Doroty z Ornontowic szukano od kilku dni. Zaginęła, nikt nie wiedział, gdzie mogła pójść. Miała ruszyć do Rudy Śląskiej, by kupić sukienkę na ślub brata, ale nigdy nie wróciła z zakupów. Niestety, w ornontowickim lasku znaleziono jej zwłoki. Rodzina zidentyfikowała ciało i potwierdziła, że należy do Doroty. Tymczasem śledczy wyjaśniają okoliczności jej śmierci. Prokuratura wstępnie wykluczyła udział osób trzecich, ale kierunek śledztwa jest zaskakujący.
Sprawa prowadzona jest bowiem pod kątem artykułu 155 kodeksu karnego, który mówi o "nieumyślnym spowodowaniu śmierci". Dlaczego?
- Wszędzie tam, gdzie mamy do czynienia z próbą samobójczą, udaną lub nie, trzeba to właśnie tak zakwalifikować - tłumaczy nam sierż. sztab. Ewa Sikora z Komendy Powiatowej Policji w Mikołowie.

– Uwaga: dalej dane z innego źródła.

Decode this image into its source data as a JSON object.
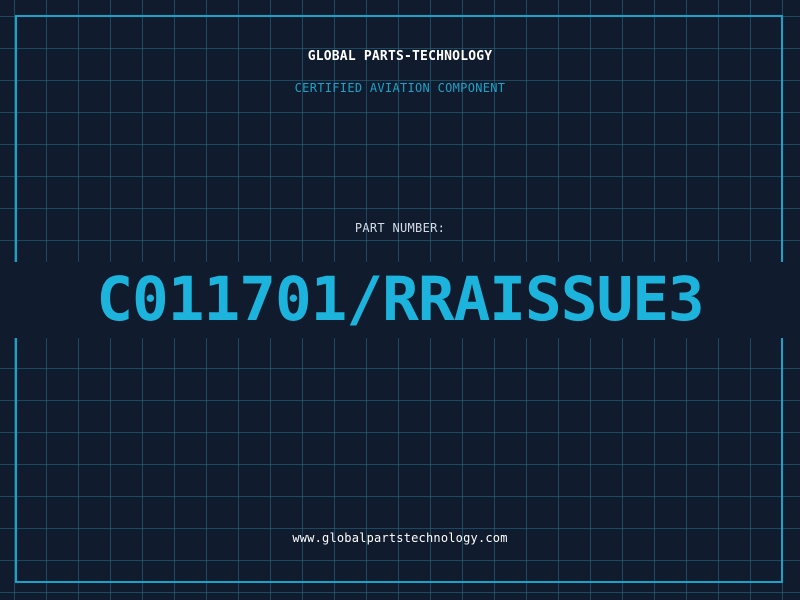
{
  "header": {
    "company_name": "GLOBAL PARTS-TECHNOLOGY",
    "subtitle": "CERTIFIED AVIATION COMPONENT"
  },
  "part": {
    "label": "PART NUMBER:",
    "number": "C011701/RRAISSUE3"
  },
  "footer": {
    "website": "www.globalpartstechnology.com"
  },
  "colors": {
    "background": "#111b2e",
    "accent": "#1aa3c9",
    "text": "#ffffff",
    "label": "#d2dbe6"
  }
}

Dorota miała chorować na depresję. Najprawdopodobniej popełniła samobójstwo, ale służby - z uwagi na dobro śledztwa - nie zdradzają szczegółów.
W czwartek (9 lipca) odbyła się sekcja zwłok kobiety. Na jej wyniki trzeba będzie jeszcze poczekać. Przeprowadzone zostaną również badania toksykologiczne.